Al cumplimiento de estos objetos se dirige particularmente el viaje que se propone; y esta parte, que puede llamarse la parte científica, se hará con mucho acierto, siguiendo con tesón las trazas de los señores Cook y La Pérouse.
Pero un viaje por navegantes españoles debe precisamente implicar otros dos objetos: el uno es la construcción de cartas hidrográficas para las regiones más remotas de la América, y de derroteros que puedan guiar con acierto la poco experta navegación mercantil; y el otro la investigación del estado político de la América, así relativamente a España como a las naciones extranjeras.

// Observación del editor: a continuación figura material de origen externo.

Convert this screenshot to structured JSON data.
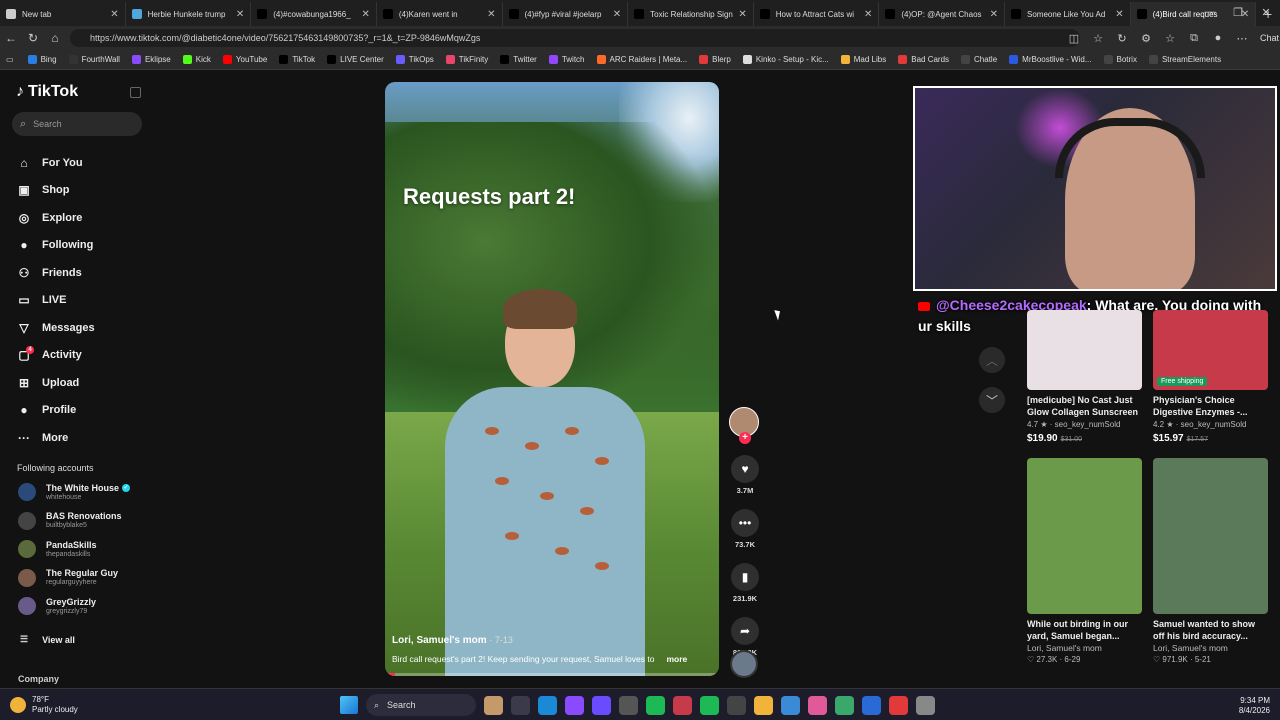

El estado del comercio de cada provincia o reino por sus productos naturales o artefactos; su facilidad o dificultad para resistir una invasión enemiga o suministrar fuerzas para intentarla contra los mismos enemigos; la situación de los puntos más conducentes a facilitar el comercio recíproco; finalmente los interesantes ramos de construcción o de productos navales, serán otros tantos puntos cuya investigación, causa y secreto no será inútil al Estado… Estas tareas deberán por consiguiente quedar divididas en dos partes: la pública, que comprenderá además del posible acopio de curiosidades para el Real Gabinete y Jardín Botánico, toda la parte hidrográfica e histórica; la otra reservada, que se dirigirá a las especulaciones políticas ya indicadas, y en las cuales, si el Gobierno lo hallase conveniente, podrá comprenderse el establecimiento ruso de California y los ingleses de Bahía Botánica y Liqueyos; puntos todos interesantes, así para las combinaciones de comercio como de hostilidad.